The people who walk through the doors of the City of Refuge are family, its executive director Garrett Pearson said. The nonprofit strives to give refugees and immigrants seeking support a place they feel at home.

When the pandemic hit and isolation became the norm, connecting became more difficult. Instead of backing down, Pearson and his colleagues adjusted to ensure the people who turn to the City of Refuge still feel part of its close-knit community.

The nonprofit began offering Zoom training classes, driving people to doctors’ appointments and ensuring interpreters could translate over FaceTime. They met with people in-person when they could socially distance and offered technology support when they couldn’t.

“Our staff has gone above and beyond, working over what’s expected of them, to make sure every man, woman and child doesn’t feel secluded or left out,” Pearson said.

City of Refuge is being honored with one of the inaugural Kindness in Business awards in the Kindness to the Community category. The awards recognize businesses and organizations that have shown and promoted kindness during the COVID-19 pandemic.

Learn more about the Kindness in Business awards and meet the honorees.

City of Refuge aids refugees in the Columbia community through services including providing basic needs like food, clothing and household items, helping them find jobs and providing counseling. It was founded in 2010 after members of its current board saw a need to help refugees in Columbia, Pearson said.

The nonprofit currently employs four full-time employees and 11 part-time employees. It plans to add four new part-time positions with money from a recent grant it received to help refugee students transition to online school.

Pearson spoke with Missouri Business Alert about City of Refuge and its response to the pandemic. Answers have been edited for length and clarity.

Missouri Business Alert: How does City of Refuge try to embody kindness?

Garrett Pearson: I think City of Refuge embodies kindness through the way that they develop a sense of belonging for every person who now calls Columbia home. The people on our team have a firm commitment to make sure that nobody feels left out and no person who has come to Columbia, whether by their decision or not, feels like they don’t belong. For a group of people who come from groups that are very community-oriented and that do everything together, this necessity for isolation has been increasingly difficult for them.

MBA: What special efforts or adjustments has City of Refuge made during the pandemic to help its community?

GP: We’ve had to make a lot of adjustments. In the refugee immigration population, there is already a language barrier, there’s already transportation barriers and there may not be as easy an access to technology or the internet. Our staff has had to go above and beyond, mostly meeting with clients still in person, but socially distant, making sure that we can train our interpreters to communicate over FaceTime or over the phone, driving more families to doctors’ offices and hospitals because of new rules for how you’re allowed to enter.

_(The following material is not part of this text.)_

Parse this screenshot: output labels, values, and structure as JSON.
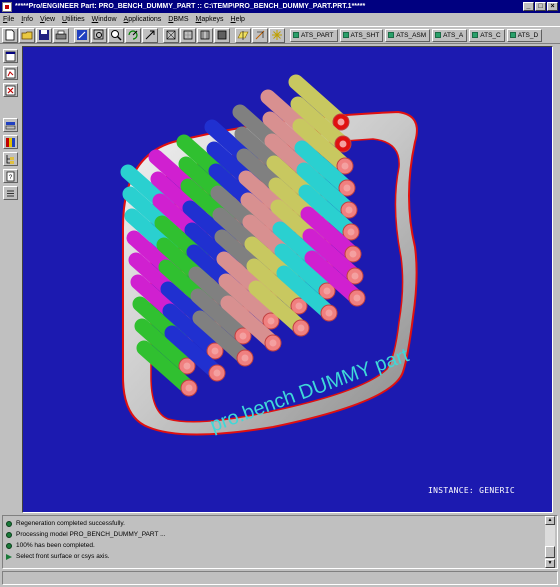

We’ve had to add additional classes and training — we’ve been doing weekly Zoom training for some of our parents as they learn how to Zoom with their children’s teachers. Our Homework Helpers, for example, has increased because of the need for tutoring. We’ve had to expand to other nights of the week meeting with other teachers, tutors and volunteers to make sure that these people don’t fall behind because kids are often the first people to make meaningful connections through their schools for their families.

MBA: What has been the most difficult part of the last several months?

GP: I think the most difficult part has been an uncertainty about what the future looks like for refugee resettlement. It comes in waves, but the people that we serve add a lot of value to our community and into our economy. But with this pandemic, there’s oftentimes a lot of uncertainty about what it’s going to be like tomorrow. And we’ve had to learn to just focus on today. We can do what we can today and help the people that are in front of us today and keep taking the next step forward.

MBA: What has been a highlight of the last several months?

GP: Probably the biggest highlight has been the community’s response to support the City of Refuge and support our refugee and immigrant population. It always surprises me the volunteer turnout from advocates, partners and supporters in times of crisis. I mentioned the uncertainty, but that is often met with a rise of people wanting to make sure that this community is taken care of. When the pandemic first hit, all our volunteers who have buddies made sure that they were able to call their refugee buddy every single week to make sure that they had what they needed, whether that was groceries or just a friend to talk to. And that has been such a relief to our staff and our team because oftentimes when you don’t see how many people are helping, it can get overwhelming and daunting. But then you see a lot of volunteers and support, and it brings hope.